The report evaluated pavement conditions in the nation’s large and mid-sized urban areas and calculated the additional costs passed on to motorists as a result of driving on rough roads. The report also focused on  transportation funding, travel trends and economic development. Pavement condition and vehicle operating costs were examined for urban areas with populations of 250,000 or greater. 

AAA Spokesman Michael Green told TI News Daily, “Future drivers would be surprised to learn one quarter of our roads are bad, and that raises challenges in driving,” he said. “The average American driver sits in traffic 38 hours a year and most live in urban areas. That has an effect on time in traffic, it’s harmful for the economy, and it means time away from friends and family that we can never get back.”

Green said the irony is Congress has balked at raising the federal gas tax in order to repair the nation’s crumbling infrastructure but Americas are spending even more on repairs due to poor road conditions.

“Crumbling roads stretch nerves and wallets, create higher repair bills, and hundreds in related costs. It’s bad for the economy. AAA has long supported a gas tax increase; it’s the most effective way to pay for roads and bridges.”

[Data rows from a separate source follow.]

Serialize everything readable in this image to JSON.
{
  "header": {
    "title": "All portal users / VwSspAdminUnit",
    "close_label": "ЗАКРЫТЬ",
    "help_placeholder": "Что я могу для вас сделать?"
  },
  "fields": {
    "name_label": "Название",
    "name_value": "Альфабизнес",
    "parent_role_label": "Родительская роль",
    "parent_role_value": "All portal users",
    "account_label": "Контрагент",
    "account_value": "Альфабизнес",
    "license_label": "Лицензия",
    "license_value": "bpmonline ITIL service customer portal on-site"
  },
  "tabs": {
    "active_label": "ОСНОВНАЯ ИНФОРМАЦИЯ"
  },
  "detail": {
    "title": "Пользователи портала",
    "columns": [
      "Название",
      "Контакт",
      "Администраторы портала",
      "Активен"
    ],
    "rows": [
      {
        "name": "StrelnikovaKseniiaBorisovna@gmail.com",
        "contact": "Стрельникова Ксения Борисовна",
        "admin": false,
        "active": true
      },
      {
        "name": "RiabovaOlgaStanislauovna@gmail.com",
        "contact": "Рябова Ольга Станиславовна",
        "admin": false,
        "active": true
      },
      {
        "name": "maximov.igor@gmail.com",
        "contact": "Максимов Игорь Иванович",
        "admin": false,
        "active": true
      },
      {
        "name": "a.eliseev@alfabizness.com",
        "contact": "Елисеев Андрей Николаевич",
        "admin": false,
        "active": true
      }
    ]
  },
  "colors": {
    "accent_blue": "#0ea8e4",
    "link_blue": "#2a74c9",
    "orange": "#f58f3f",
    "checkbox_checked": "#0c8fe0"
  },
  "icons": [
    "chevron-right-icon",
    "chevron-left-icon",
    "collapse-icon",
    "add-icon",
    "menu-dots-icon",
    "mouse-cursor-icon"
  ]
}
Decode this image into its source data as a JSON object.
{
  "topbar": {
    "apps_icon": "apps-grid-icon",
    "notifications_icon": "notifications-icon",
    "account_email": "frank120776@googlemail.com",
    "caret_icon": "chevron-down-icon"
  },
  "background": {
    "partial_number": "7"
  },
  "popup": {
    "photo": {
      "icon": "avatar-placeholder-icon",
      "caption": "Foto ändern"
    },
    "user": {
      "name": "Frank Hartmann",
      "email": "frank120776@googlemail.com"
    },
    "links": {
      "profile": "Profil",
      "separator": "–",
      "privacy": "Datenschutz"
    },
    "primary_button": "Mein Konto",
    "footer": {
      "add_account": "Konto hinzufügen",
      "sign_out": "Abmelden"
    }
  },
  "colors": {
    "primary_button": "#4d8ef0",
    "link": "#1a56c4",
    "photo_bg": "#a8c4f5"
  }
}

Green said AAA supports a long-term funding bill to create stability. “Congress needs to figure out how to secure a long-term bill. The days of looking through couch cushions to find transportation funding is over.” AAA is advocating a 10-15 cent per gallon federal gas tax increase. “The goal is to increase the tax enough to cover inflation since the tax hasn’t been raised since 1993,” he said.

According to the TRIP report, in 2013 more than one quarter of the nation's major urban roads had pavements that were in substandard condition and provided an unacceptably rough ride to motorists, costing the average urban driver $516 annually. The nationwide annual cost of driving on deteriorated roads totals $109.3 billion.

The federal government is a critical source of funding for road and highway repairs. But the lack of adequate funding beyond the expiration of the Highway Trust fund on July 31 threatens the future condition of the nation’s roads and highways.

Rocky Moretti, director of policy and research at TRIP, told TI News Daily, “urban pavement conditions continue to deteriorate; the trends are heading in the wrong direction.”

Moretti said vehicle travel is increasing now that the economy is rebounding after several years of travel remaining constant due to the 2008 recession. “In May we found that 3.4 percent more people are on the roads,” he said. “The higher the travel growth, the more needs for better roads, bridges and infrastructure. The report also points out our urban areas have even worse conditions, and that’s costing money for urban driving on those rough roads.”

Moretti agrees with Green that Congress needs to find a long-term solution. “Clearly the lack of a well-funded, long-term transportation program is undermining states’ abilities to fix their roads."